Los Angeles, what are we standing on?

By Jeffrey the Barak.

Geologists would say that the Los Angeles Basin is like a huge bowl of sand

The geologic center for the Los Angeles Basin is the place where the Los Angeles River and the river known as Rio Hondo merge in South Gate. At this central point, sand, silt, clay and other river sediments are the deepest. Actually in excess of 30,000 feet of sediment separate the surface here from the bedrock below. This is the height of the highest mountains in the Himalayas!

Surrounding this enormous bowl of sand are mountains, namely the San Gabriel Mountains, the Santa Monica Mountains, the Santa Ana Mountains and the Palos Verdes Peninsula. Just like today’s Santa Catalina Island, the P.V. peninsula was once an island offshore.

Geology can only be studied on vast time scales. Today’s Los Angeles Basin was once underwater. Fifteen million years ago a shallow sea covered today’s L.A. The mountains surrounding it, which are still here, were slowly spiraling around the sea as the Pacific tectonic plate ground it’s way Northward past the North American plate.

As the mountains slowly circled the sea, the Earth’s crust below twisted, stretched and cracked enough to allow molten lava to reach the surface. This newer crust began collapsing as it stretched thin, and eventually it formed a deep bowl of rock, above which sediments from not only the local rivers of the time, but also the sea itself, began to gradually give us our giant bowl of sand.
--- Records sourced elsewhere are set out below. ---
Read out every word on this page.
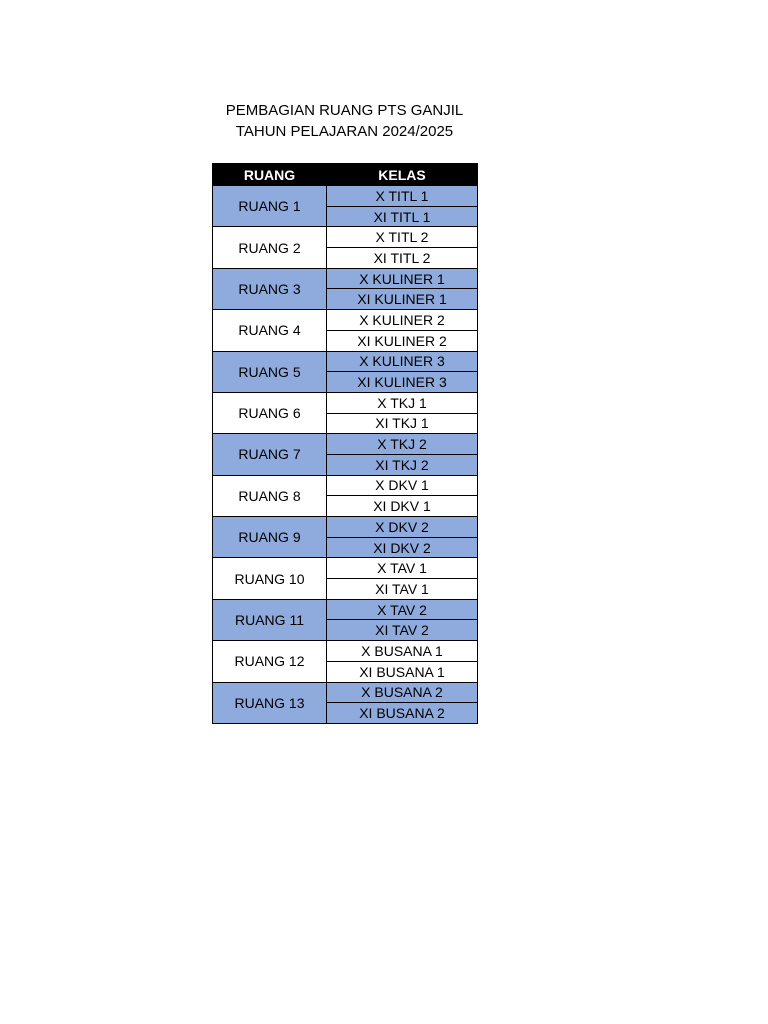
PEMBAGIAN RUANG PTS GANJIL
TAHUN PELAJARAN 2024/2025
RUANG	KELAS
RUANG 1	X TITL 1
	XI TITL 1
RUANG 2	X TITL 2
	XI TITL 2
RUANG 3	X KULINER 1
	XI KULINER 1
RUANG 4	X KULINER 2
	XI KULINER 2
RUANG 5	X KULINER 3
	XI KULINER 3
RUANG 6	X TKJ 1
	XI TKJ 1
RUANG 7	X TKJ 2
	XI TKJ 2
RUANG 8	X DKV 1
	XI DKV 1
RUANG 9	X DKV 2
	XI DKV 2
RUANG 10	X TAV 1
	XI TAV 1
RUANG 11	X TAV 2
	XI TAV 2
RUANG 12	X BUSANA 1
	XI BUSANA 1
RUANG 13	X BUSANA 2
	XI BUSANA 2
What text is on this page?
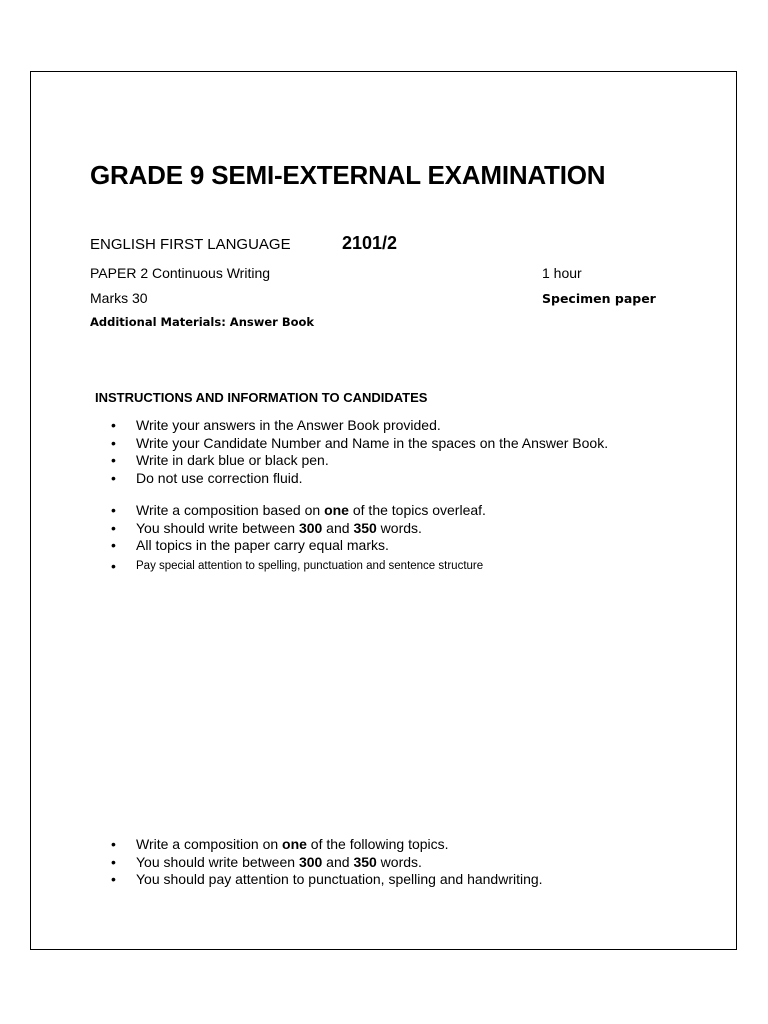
GRADE 9 SEMI-EXTERNAL EXAMINATION
ENGLISH FIRST LANGUAGE	2101/2
PAPER 2 Continuous Writing	1 hour
Marks 30	Specimen paper
Additional Materials: Answer Book
INSTRUCTIONS AND INFORMATION TO CANDIDATES
• Write your answers in the Answer Book provided.
• Write your Candidate Number and Name in the spaces on the Answer Book.
• Write in dark blue or black pen.
• Do not use correction fluid.
• Write a composition based on one of the topics overleaf.
• You should write between 300 and 350 words.
• All topics in the paper carry equal marks.
• Pay special attention to spelling, punctuation and sentence structure
• Write a composition on one of the following topics.
• You should write between 300 and 350 words.
• You should pay attention to punctuation, spelling and handwriting.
Small microorganisms also poured in and as they lived, died and settled in vast numbers, they slowly began to change under pressure to become today’s oil and gas deposits.

About 5 million years ago, the stretching of the crust stopped. As the bowl shrank, it continued to be filled with sediment and at the same same time, seismic activity started raising the level of the ground. The former ocean floor became the future backyards of the San Fernando Valley and Beverly Hills etc. As the sea floor became dry land, rivers such as today’s Los Angeles, Rio Honda, Ballona Creek, and countless others which are no longer visible from the city’s surface, meandered and flooded and cut and diverted and merged and separated over and over again.

It is this sediment that we call our ground today. There are fossils of sea creatures in the soil of our backyards. There are winding boulevards built over old rivers and streams, and when the earthquakes come, the sandy bowl always throws us surprises, with one block shaking itself to pieces right beside another block that barely moves.

It is this giant wobbly sandpit that contains our skyscraper foundations, our subways, and our utilities infrastructure. It is upon this sediment that we build our million dollar wood framed houses. In geologic time, it is but a moment since the first human set foot in the basin, and it will be just another moment before all traces of our stay here will have been buried or washed away.

And eventually, the continental plate upon which we rest, will be subducted and recycled in the magma. And as if that wasn’t enough, the Sun will one day swell to take back the Earth, then long after that, will die itself and our atoms will potentially spark a new life somewhere else in the unimaginably long distant future.

Jeffrey the Barak has lived in L.A. for more than twenty years. It has hardly moved during this time.

2 thoughts on “Los Angeles, what are we standing on?

  1. Nice one, easy to read and understand..keep stories rolling. I visited L A a while ago in 1978, and surely will never forget my experience.